What if I have 5 duplicate methods? –  Anonymous Nov 9 '12 at 5:32
2  
oohhh, don't know if I'm a fan of the boolean flag. Check this out for more info of discussion around it martinfowler.com/bliki/FlagArgument.html –  dreza Nov 9 '12 at 6:15
    
@Anonymous do you have 5 duplicate methods? –  dreza Nov 9 '12 at 6:16
    
@Anonymous why you want to write the 5 duplicate method , take my advise write few unit test cases for you code first and try to refactor it –  paritosh Nov 9 '12 at 6:22
    
@dreza There are 2 methods in the real code. I threw my comment because I don't think passing boolean flag is a good idea. Thanks for theh link to Fowler's website! –  Anonymous Nov 9 '12 at 6:42

For this specific code example, I see that there is some open-close pattern in the functions. If this is more relevant to your actual problem and is prominent in code then maybe you could look into AOP framework to help you define pointcut.

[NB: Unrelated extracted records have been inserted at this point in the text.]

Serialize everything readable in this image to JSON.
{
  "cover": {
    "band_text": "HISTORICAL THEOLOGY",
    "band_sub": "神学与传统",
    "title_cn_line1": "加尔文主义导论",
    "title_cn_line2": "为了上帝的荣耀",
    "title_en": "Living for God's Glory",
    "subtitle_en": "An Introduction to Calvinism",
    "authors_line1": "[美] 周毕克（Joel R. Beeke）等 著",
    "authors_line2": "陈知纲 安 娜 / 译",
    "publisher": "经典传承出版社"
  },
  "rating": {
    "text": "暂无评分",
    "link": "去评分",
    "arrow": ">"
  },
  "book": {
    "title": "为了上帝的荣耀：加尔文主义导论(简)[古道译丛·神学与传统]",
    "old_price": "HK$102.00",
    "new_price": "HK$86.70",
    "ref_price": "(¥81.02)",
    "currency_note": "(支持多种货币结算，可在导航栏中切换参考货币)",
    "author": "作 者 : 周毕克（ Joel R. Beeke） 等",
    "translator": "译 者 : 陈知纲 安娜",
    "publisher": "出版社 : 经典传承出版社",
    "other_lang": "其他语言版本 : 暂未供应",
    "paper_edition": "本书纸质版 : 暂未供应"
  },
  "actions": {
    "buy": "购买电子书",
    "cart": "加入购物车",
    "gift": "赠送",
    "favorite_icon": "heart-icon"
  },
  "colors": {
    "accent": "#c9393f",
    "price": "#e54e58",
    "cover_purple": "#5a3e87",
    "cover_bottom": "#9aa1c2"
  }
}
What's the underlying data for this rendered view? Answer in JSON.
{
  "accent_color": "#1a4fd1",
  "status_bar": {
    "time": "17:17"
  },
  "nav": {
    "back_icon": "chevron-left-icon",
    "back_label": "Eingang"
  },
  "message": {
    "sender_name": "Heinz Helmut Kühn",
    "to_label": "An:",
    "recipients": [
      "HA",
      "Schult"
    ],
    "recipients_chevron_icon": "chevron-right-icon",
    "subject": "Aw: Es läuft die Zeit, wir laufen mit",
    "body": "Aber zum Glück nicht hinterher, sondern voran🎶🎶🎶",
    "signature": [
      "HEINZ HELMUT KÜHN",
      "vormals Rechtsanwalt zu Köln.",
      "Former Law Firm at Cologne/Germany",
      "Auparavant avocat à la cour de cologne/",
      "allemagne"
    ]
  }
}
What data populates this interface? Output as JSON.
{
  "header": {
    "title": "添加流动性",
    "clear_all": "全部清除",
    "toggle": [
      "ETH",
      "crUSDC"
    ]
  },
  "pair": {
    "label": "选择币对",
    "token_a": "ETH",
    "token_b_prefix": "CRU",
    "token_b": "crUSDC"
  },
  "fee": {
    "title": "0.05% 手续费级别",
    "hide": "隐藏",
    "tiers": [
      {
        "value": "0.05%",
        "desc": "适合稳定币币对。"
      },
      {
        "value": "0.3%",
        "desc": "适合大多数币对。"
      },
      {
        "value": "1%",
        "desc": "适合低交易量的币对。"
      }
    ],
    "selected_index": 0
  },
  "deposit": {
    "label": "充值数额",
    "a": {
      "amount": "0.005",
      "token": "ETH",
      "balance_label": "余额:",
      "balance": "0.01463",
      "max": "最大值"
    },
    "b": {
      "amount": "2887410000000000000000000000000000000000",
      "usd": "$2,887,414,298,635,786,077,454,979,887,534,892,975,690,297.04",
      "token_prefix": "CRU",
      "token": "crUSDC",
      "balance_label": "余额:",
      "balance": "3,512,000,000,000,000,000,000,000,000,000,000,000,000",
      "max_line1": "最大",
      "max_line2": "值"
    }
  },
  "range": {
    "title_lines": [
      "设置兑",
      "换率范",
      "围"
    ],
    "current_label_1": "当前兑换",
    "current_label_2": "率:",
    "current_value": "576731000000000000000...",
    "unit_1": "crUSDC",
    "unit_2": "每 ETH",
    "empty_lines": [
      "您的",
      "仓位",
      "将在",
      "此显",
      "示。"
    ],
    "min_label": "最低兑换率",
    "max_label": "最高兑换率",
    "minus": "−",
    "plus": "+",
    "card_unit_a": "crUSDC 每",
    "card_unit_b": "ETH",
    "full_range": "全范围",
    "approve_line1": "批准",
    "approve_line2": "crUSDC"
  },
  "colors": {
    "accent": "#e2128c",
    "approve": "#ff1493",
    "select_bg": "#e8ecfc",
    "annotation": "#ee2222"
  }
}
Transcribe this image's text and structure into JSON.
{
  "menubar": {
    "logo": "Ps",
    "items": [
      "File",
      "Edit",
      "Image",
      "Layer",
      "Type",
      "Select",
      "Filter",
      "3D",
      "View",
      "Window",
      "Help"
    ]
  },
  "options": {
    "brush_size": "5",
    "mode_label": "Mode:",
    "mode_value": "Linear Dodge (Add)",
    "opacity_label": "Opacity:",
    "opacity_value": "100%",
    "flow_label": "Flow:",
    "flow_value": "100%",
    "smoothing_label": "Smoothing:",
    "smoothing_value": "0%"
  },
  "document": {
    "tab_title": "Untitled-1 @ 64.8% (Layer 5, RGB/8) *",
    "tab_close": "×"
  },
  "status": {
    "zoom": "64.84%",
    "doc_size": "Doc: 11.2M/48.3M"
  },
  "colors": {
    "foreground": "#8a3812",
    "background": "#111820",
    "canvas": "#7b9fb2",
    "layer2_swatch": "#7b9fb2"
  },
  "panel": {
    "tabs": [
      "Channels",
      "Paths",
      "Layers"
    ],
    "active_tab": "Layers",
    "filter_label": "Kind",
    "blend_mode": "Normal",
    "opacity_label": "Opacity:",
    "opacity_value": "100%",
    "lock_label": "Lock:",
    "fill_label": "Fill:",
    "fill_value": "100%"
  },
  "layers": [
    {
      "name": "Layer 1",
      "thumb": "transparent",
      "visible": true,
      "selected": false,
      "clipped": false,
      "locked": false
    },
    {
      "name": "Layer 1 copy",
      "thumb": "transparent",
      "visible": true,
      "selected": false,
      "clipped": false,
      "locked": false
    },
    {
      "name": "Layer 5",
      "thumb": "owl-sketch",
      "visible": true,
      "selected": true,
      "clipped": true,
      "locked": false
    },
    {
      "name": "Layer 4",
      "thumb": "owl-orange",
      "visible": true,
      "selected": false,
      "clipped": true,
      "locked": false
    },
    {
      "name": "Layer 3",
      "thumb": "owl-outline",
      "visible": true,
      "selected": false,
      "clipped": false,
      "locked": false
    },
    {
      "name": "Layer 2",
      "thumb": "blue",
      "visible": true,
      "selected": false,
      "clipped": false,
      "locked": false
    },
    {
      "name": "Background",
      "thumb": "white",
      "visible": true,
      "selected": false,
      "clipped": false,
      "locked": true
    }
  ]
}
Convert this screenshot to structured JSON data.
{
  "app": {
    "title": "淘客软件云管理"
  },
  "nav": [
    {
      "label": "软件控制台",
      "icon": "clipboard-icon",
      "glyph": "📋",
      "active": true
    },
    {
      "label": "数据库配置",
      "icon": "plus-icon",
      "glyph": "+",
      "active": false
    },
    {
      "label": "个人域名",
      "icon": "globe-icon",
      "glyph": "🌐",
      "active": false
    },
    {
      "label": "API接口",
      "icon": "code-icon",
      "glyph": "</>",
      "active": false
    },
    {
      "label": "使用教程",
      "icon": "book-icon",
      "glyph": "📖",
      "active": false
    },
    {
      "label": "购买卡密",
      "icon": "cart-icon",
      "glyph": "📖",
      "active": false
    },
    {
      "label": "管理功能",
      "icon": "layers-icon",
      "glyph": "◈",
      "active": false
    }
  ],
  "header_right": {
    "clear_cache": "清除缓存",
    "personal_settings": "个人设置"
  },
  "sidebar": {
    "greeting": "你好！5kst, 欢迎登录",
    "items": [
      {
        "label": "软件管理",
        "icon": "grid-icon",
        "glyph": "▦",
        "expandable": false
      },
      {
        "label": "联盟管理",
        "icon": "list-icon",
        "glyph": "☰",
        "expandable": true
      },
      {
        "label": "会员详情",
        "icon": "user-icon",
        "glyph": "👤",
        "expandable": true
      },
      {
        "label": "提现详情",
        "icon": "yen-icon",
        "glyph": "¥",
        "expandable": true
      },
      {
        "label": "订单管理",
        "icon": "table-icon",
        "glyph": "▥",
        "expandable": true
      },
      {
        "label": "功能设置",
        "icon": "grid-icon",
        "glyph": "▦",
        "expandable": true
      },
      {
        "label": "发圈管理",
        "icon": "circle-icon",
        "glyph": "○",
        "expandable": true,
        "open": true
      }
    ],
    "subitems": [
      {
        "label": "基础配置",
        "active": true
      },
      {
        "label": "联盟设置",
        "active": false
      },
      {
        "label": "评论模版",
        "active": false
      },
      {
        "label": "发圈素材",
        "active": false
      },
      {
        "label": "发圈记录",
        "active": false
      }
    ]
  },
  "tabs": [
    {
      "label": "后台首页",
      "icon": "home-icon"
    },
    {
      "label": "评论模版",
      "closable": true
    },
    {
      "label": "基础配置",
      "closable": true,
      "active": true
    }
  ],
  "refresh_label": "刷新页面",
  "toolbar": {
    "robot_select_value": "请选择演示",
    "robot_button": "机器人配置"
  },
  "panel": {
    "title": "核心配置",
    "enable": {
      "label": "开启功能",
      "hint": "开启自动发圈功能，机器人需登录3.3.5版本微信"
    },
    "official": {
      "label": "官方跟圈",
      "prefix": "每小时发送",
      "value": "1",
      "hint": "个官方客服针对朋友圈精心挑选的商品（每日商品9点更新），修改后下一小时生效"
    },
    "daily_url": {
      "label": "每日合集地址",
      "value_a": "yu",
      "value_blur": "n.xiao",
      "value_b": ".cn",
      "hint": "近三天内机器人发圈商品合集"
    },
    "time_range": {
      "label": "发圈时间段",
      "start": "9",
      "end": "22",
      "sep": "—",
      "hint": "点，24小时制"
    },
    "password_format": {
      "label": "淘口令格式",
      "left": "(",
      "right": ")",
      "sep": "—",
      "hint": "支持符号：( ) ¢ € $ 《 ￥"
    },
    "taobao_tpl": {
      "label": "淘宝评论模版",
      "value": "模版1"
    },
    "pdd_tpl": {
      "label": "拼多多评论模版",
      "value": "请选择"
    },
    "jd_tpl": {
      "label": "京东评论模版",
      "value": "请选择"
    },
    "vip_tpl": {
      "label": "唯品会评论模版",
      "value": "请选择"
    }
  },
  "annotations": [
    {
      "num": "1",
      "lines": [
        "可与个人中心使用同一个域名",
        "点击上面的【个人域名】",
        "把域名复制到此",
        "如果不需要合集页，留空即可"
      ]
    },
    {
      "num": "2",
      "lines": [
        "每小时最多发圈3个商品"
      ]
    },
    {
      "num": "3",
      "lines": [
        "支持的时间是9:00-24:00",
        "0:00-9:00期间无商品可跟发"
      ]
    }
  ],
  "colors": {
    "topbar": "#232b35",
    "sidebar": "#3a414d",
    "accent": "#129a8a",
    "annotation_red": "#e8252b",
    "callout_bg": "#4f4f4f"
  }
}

You could also try Func<>, Action<>, delegate to be passed as parameters and define the recipe using some dictionary, like a state machine if that is the case in the example.

On the other hand if your methods differ in the way that they call functions at different locations then I would suggest to keep them separate and not try to make one function with if's and else's that will not help readability of the code.